Ada yang datang ke kuburan Nabi agar menurunkan hujan, atau minta
pertolongan agar bisa mengalahkan musuh, atau meminta agar diberi
keturunan, atau agar bisa segera menikah, atau agar memperoleh
kedudukan, dll !!!???
KEEMPAT : Bahkan Nabi shallallahu ‘alaihi wa sallam mendorong para
sahabat untuk tidak meminta kecuali hanya kepada Allah dan untuk tidak
meminta pertolongan kepada manusia siapa saja secara mutlak.

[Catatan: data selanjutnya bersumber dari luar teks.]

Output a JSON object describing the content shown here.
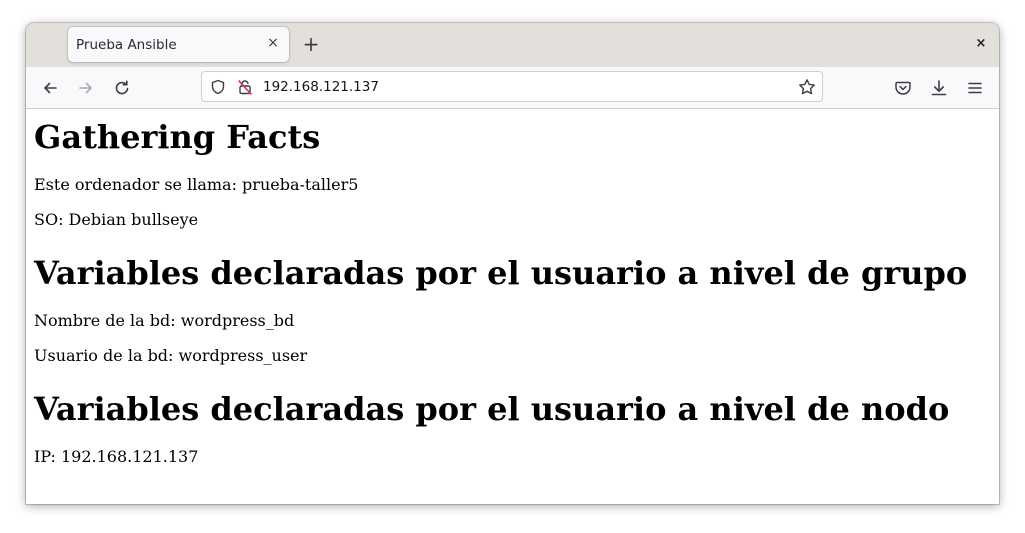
{
  "browser": {
    "tab": {
      "title": "Prueba Ansible",
      "close_glyph": "×"
    },
    "new_tab_glyph": "+",
    "window_close_glyph": "×",
    "address_bar": {
      "url": "192.168.121.137"
    },
    "icons": [
      "back-icon",
      "forward-icon",
      "reload-icon",
      "shield-icon",
      "insecure-lock-icon",
      "bookmark-star-icon",
      "pocket-icon",
      "download-icon",
      "menu-icon"
    ]
  },
  "page": {
    "section1": {
      "heading": "Gathering Facts",
      "lines": [
        "Este ordenador se llama: prueba-taller5",
        "SO: Debian bullseye"
      ]
    },
    "section2": {
      "heading": "Variables declaradas por el usuario a nivel de grupo",
      "lines": [
        "Nombre de la bd: wordpress_bd",
        "Usuario de la bd: wordpress_user"
      ]
    },
    "section3": {
      "heading": "Variables declaradas por el usuario a nivel de nodo",
      "lines": [
        "IP: 192.168.121.137"
      ]
    }
  }
}
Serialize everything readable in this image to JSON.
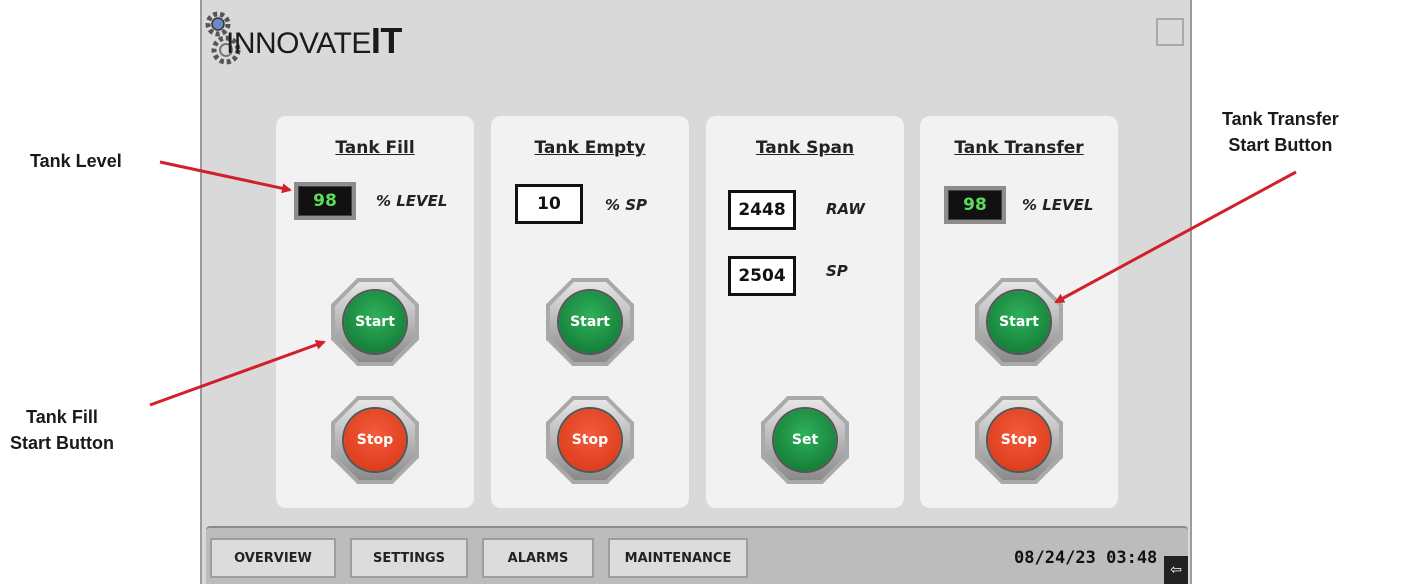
{
  "logo": {
    "text_a": "INNOVATE",
    "text_b": "IT"
  },
  "panels": [
    {
      "title": "Tank Fill",
      "level": "98",
      "level_unit": "% LEVEL",
      "start": "Start",
      "stop": "Stop"
    },
    {
      "title": "Tank Empty",
      "setpoint": "10",
      "setpoint_unit": "% SP",
      "start": "Start",
      "stop": "Stop"
    },
    {
      "title": "Tank Span",
      "raw": "2448",
      "raw_unit": "RAW",
      "sp": "2504",
      "sp_unit": "SP",
      "set": "Set"
    },
    {
      "title": "Tank Transfer",
      "level": "98",
      "level_unit": "% LEVEL",
      "start": "Start",
      "stop": "Stop"
    }
  ],
  "navbar": {
    "items": [
      "OVERVIEW",
      "SETTINGS",
      "ALARMS",
      "MAINTENANCE"
    ],
    "datetime": "08/24/23 03:48"
  },
  "callouts": {
    "tank_level": "Tank Level",
    "tank_fill_start": [
      "Tank Fill",
      "Start Button"
    ],
    "tank_transfer_start": [
      "Tank Transfer",
      "Start Button"
    ]
  },
  "colors": {
    "start": "#17843c",
    "stop": "#e0401f",
    "arrow": "#d0202a",
    "level_text": "#5bdc5b"
  },
  "icons": [
    "gear-icon",
    "back-arrow-icon"
  ]
}
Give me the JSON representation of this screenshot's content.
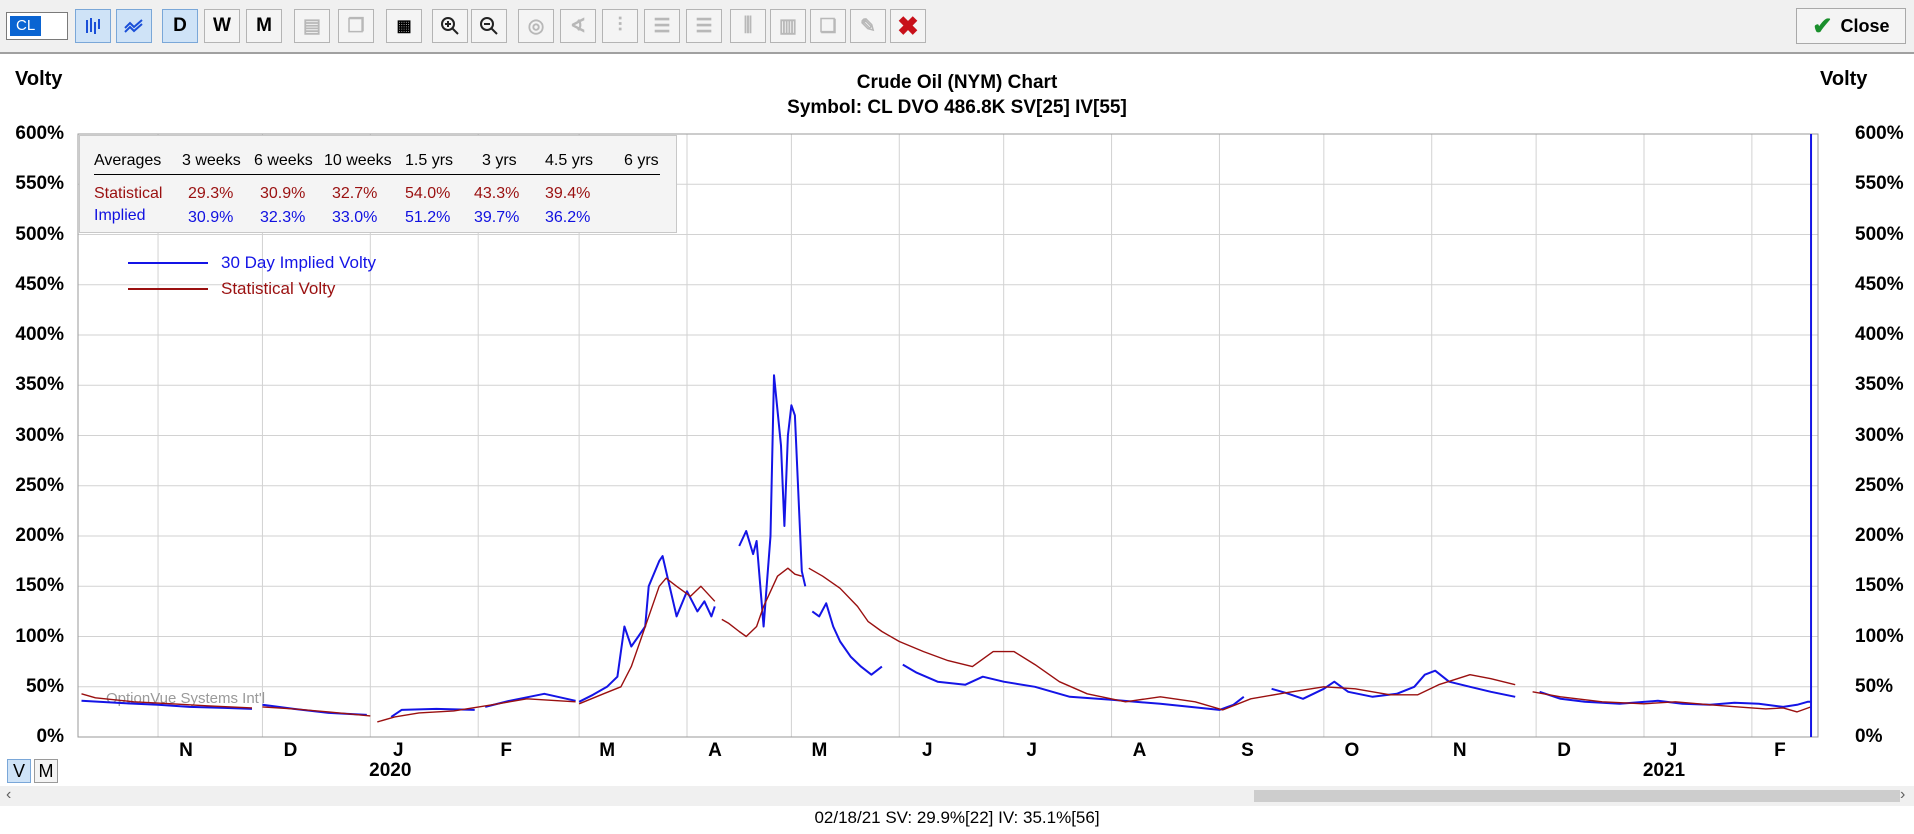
{
  "toolbar": {
    "symbol": "CL",
    "period_buttons": [
      "D",
      "W",
      "M"
    ],
    "close_label": "Close"
  },
  "axis_title": "Volty",
  "chart_title": "Crude Oil (NYM) Chart",
  "chart_subtitle": "Symbol: CL  DVO 486.8K  SV[25]  IV[55]",
  "watermark": "OptionVue Systems Int'l",
  "averages_table": {
    "headers": [
      "Averages",
      "3 weeks",
      "6 weeks",
      "10 weeks",
      "1.5 yrs",
      "3 yrs",
      "4.5 yrs",
      "6 yrs"
    ],
    "statistical": {
      "label": "Statistical",
      "values": [
        "29.3%",
        "30.9%",
        "32.7%",
        "54.0%",
        "43.3%",
        "39.4%",
        ""
      ]
    },
    "implied": {
      "label": "Implied",
      "values": [
        "30.9%",
        "32.3%",
        "33.0%",
        "51.2%",
        "39.7%",
        "36.2%",
        ""
      ]
    }
  },
  "view_toggle": {
    "v": "V",
    "m": "M"
  },
  "status_line": "02/18/21  SV: 29.9%[22]  IV: 35.1%[56]",
  "chart_data": {
    "type": "line",
    "title": "Crude Oil (NYM) Chart",
    "subtitle": "Symbol: CL  DVO 486.8K  SV[25]  IV[55]",
    "ylabel": "Volty",
    "ylim": [
      0,
      600
    ],
    "yticks": [
      "0%",
      "50%",
      "100%",
      "150%",
      "200%",
      "250%",
      "300%",
      "350%",
      "400%",
      "450%",
      "500%",
      "550%",
      "600%"
    ],
    "x_range": [
      "2019-10-09",
      "2021-02-20"
    ],
    "xticks": [
      {
        "label": "N",
        "date": "2019-11-01"
      },
      {
        "label": "D",
        "date": "2019-12-01"
      },
      {
        "label": "J",
        "date": "2020-01-01"
      },
      {
        "label": "F",
        "date": "2020-02-01"
      },
      {
        "label": "M",
        "date": "2020-03-01"
      },
      {
        "label": "A",
        "date": "2020-04-01"
      },
      {
        "label": "M",
        "date": "2020-05-01"
      },
      {
        "label": "J",
        "date": "2020-06-01"
      },
      {
        "label": "J",
        "date": "2020-07-01"
      },
      {
        "label": "A",
        "date": "2020-08-01"
      },
      {
        "label": "S",
        "date": "2020-09-01"
      },
      {
        "label": "O",
        "date": "2020-10-01"
      },
      {
        "label": "N",
        "date": "2020-11-01"
      },
      {
        "label": "D",
        "date": "2020-12-01"
      },
      {
        "label": "J",
        "date": "2021-01-01"
      },
      {
        "label": "F",
        "date": "2021-02-01"
      }
    ],
    "year_labels": [
      {
        "label": "2020",
        "date": "2020-01-01"
      },
      {
        "label": "2021",
        "date": "2021-01-01"
      }
    ],
    "cursor_date": "2021-02-18",
    "grid": true,
    "legend_position": "top-left",
    "series": [
      {
        "name": "30 Day Implied Volty",
        "color": "#1414e6",
        "segments": [
          [
            [
              "2019-10-10",
              36
            ],
            [
              "2019-10-20",
              34
            ],
            [
              "2019-11-01",
              32
            ],
            [
              "2019-11-10",
              30
            ],
            [
              "2019-11-20",
              29
            ],
            [
              "2019-11-28",
              28
            ]
          ],
          [
            [
              "2019-12-01",
              32
            ],
            [
              "2019-12-10",
              28
            ],
            [
              "2019-12-20",
              24
            ],
            [
              "2019-12-31",
              22
            ]
          ],
          [
            [
              "2020-01-07",
              20
            ],
            [
              "2020-01-10",
              27
            ],
            [
              "2020-01-20",
              28
            ],
            [
              "2020-01-31",
              27
            ]
          ],
          [
            [
              "2020-02-03",
              30
            ],
            [
              "2020-02-10",
              36
            ],
            [
              "2020-02-20",
              43
            ],
            [
              "2020-02-29",
              36
            ]
          ],
          [
            [
              "2020-03-01",
              35
            ],
            [
              "2020-03-05",
              42
            ],
            [
              "2020-03-09",
              50
            ],
            [
              "2020-03-12",
              60
            ],
            [
              "2020-03-14",
              110
            ],
            [
              "2020-03-16",
              90
            ],
            [
              "2020-03-18",
              100
            ],
            [
              "2020-03-20",
              110
            ],
            [
              "2020-03-21",
              150
            ],
            [
              "2020-03-24",
              175
            ],
            [
              "2020-03-25",
              180
            ],
            [
              "2020-03-27",
              150
            ],
            [
              "2020-03-29",
              120
            ],
            [
              "2020-04-01",
              145
            ],
            [
              "2020-04-04",
              125
            ],
            [
              "2020-04-06",
              135
            ],
            [
              "2020-04-08",
              120
            ],
            [
              "2020-04-09",
              130
            ]
          ],
          [
            [
              "2020-04-16",
              190
            ],
            [
              "2020-04-18",
              205
            ],
            [
              "2020-04-20",
              182
            ],
            [
              "2020-04-21",
              195
            ],
            [
              "2020-04-23",
              110
            ],
            [
              "2020-04-25",
              200
            ],
            [
              "2020-04-26",
              360
            ],
            [
              "2020-04-28",
              290
            ],
            [
              "2020-04-29",
              210
            ],
            [
              "2020-04-30",
              300
            ],
            [
              "2020-05-01",
              330
            ],
            [
              "2020-05-02",
              320
            ],
            [
              "2020-05-04",
              165
            ],
            [
              "2020-05-05",
              150
            ]
          ],
          [
            [
              "2020-05-07",
              125
            ],
            [
              "2020-05-09",
              120
            ],
            [
              "2020-05-11",
              133
            ],
            [
              "2020-05-13",
              110
            ],
            [
              "2020-05-15",
              95
            ],
            [
              "2020-05-18",
              80
            ],
            [
              "2020-05-21",
              70
            ],
            [
              "2020-05-24",
              62
            ],
            [
              "2020-05-27",
              70
            ]
          ],
          [
            [
              "2020-06-02",
              72
            ],
            [
              "2020-06-06",
              64
            ],
            [
              "2020-06-12",
              55
            ],
            [
              "2020-06-20",
              52
            ],
            [
              "2020-06-25",
              60
            ],
            [
              "2020-07-01",
              55
            ],
            [
              "2020-07-10",
              50
            ],
            [
              "2020-07-20",
              40
            ],
            [
              "2020-08-01",
              37
            ],
            [
              "2020-08-15",
              33
            ],
            [
              "2020-09-01",
              27
            ],
            [
              "2020-09-05",
              32
            ],
            [
              "2020-09-08",
              40
            ]
          ],
          [
            [
              "2020-09-16",
              48
            ],
            [
              "2020-09-20",
              44
            ],
            [
              "2020-09-25",
              38
            ],
            [
              "2020-10-01",
              48
            ],
            [
              "2020-10-04",
              55
            ],
            [
              "2020-10-08",
              45
            ],
            [
              "2020-10-15",
              40
            ],
            [
              "2020-10-22",
              43
            ],
            [
              "2020-10-27",
              50
            ],
            [
              "2020-10-30",
              62
            ],
            [
              "2020-11-02",
              66
            ],
            [
              "2020-11-06",
              55
            ],
            [
              "2020-11-12",
              50
            ],
            [
              "2020-11-18",
              45
            ],
            [
              "2020-11-25",
              40
            ]
          ],
          [
            [
              "2020-12-02",
              45
            ],
            [
              "2020-12-08",
              38
            ],
            [
              "2020-12-15",
              35
            ],
            [
              "2020-12-25",
              33
            ],
            [
              "2021-01-05",
              36
            ],
            [
              "2021-01-12",
              33
            ],
            [
              "2021-01-20",
              32
            ],
            [
              "2021-01-27",
              34
            ],
            [
              "2021-02-03",
              33
            ],
            [
              "2021-02-10",
              30
            ],
            [
              "2021-02-14",
              32
            ],
            [
              "2021-02-17",
              35
            ],
            [
              "2021-02-18",
              35
            ]
          ]
        ]
      },
      {
        "name": "Statistical Volty",
        "color": "#9a1010",
        "segments": [
          [
            [
              "2019-10-10",
              43
            ],
            [
              "2019-10-14",
              39
            ],
            [
              "2019-10-25",
              35
            ],
            [
              "2019-11-05",
              33
            ],
            [
              "2019-11-15",
              31
            ],
            [
              "2019-11-28",
              29
            ]
          ],
          [
            [
              "2019-12-01",
              30
            ],
            [
              "2019-12-10",
              28
            ],
            [
              "2019-12-20",
              25
            ],
            [
              "2020-01-01",
              21
            ]
          ],
          [
            [
              "2020-01-03",
              15
            ],
            [
              "2020-01-08",
              20
            ],
            [
              "2020-01-15",
              24
            ],
            [
              "2020-01-25",
              26
            ],
            [
              "2020-02-05",
              32
            ],
            [
              "2020-02-15",
              38
            ],
            [
              "2020-02-29",
              35
            ]
          ],
          [
            [
              "2020-03-01",
              33
            ],
            [
              "2020-03-08",
              43
            ],
            [
              "2020-03-13",
              50
            ],
            [
              "2020-03-16",
              70
            ],
            [
              "2020-03-19",
              100
            ],
            [
              "2020-03-24",
              150
            ],
            [
              "2020-03-26",
              158
            ],
            [
              "2020-03-29",
              150
            ],
            [
              "2020-04-02",
              140
            ],
            [
              "2020-04-05",
              150
            ],
            [
              "2020-04-09",
              135
            ]
          ],
          [
            [
              "2020-04-11",
              117
            ],
            [
              "2020-04-13",
              113
            ],
            [
              "2020-04-16",
              105
            ],
            [
              "2020-04-18",
              100
            ],
            [
              "2020-04-21",
              110
            ],
            [
              "2020-04-23",
              130
            ],
            [
              "2020-04-27",
              160
            ],
            [
              "2020-04-30",
              168
            ],
            [
              "2020-05-02",
              162
            ],
            [
              "2020-05-04",
              160
            ]
          ],
          [
            [
              "2020-05-06",
              168
            ],
            [
              "2020-05-10",
              160
            ],
            [
              "2020-05-15",
              148
            ],
            [
              "2020-05-20",
              130
            ],
            [
              "2020-05-23",
              115
            ],
            [
              "2020-05-27",
              105
            ],
            [
              "2020-06-01",
              95
            ],
            [
              "2020-06-08",
              85
            ],
            [
              "2020-06-15",
              76
            ],
            [
              "2020-06-22",
              70
            ],
            [
              "2020-06-28",
              85
            ],
            [
              "2020-07-04",
              85
            ],
            [
              "2020-07-10",
              72
            ],
            [
              "2020-07-17",
              55
            ],
            [
              "2020-07-25",
              43
            ],
            [
              "2020-08-05",
              35
            ],
            [
              "2020-08-15",
              40
            ],
            [
              "2020-08-25",
              35
            ],
            [
              "2020-09-02",
              27
            ],
            [
              "2020-09-10",
              38
            ],
            [
              "2020-09-20",
              44
            ],
            [
              "2020-10-01",
              50
            ],
            [
              "2020-10-10",
              48
            ],
            [
              "2020-10-20",
              42
            ],
            [
              "2020-10-28",
              42
            ],
            [
              "2020-11-03",
              52
            ],
            [
              "2020-11-12",
              62
            ],
            [
              "2020-11-18",
              58
            ],
            [
              "2020-11-25",
              52
            ]
          ],
          [
            [
              "2020-11-30",
              45
            ],
            [
              "2020-12-08",
              40
            ],
            [
              "2020-12-20",
              35
            ],
            [
              "2021-01-01",
              33
            ],
            [
              "2021-01-10",
              35
            ],
            [
              "2021-01-20",
              32
            ],
            [
              "2021-01-28",
              30
            ],
            [
              "2021-02-05",
              28
            ],
            [
              "2021-02-10",
              29
            ],
            [
              "2021-02-14",
              25
            ],
            [
              "2021-02-18",
              30
            ]
          ]
        ]
      }
    ]
  }
}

Karena di dalam proses meminta akan nampak kerendahan dan kehinaan
dari pihak yang meminta dan nampak pengakuan yang meminta akan kemampuan
yang dimintai.
Nabi shallallahu ‘alaihi wa sallam pernah berwasiat kepada Ibnu Abbas radhiallahu ‘anhu :
إِذَا سَأَلْتَ فَاسْأَلِ اللهَ وَإِذَا اسْتَعَنتَ فَاسْتَعِنْ بِاللهِ
“Jika engkau meminta maka mintalah kepada Allah, dan jika engkau meminta pertolongan maka mintalah pertolongan kepada Allah’ (HR At-Thirmidzi no 2516)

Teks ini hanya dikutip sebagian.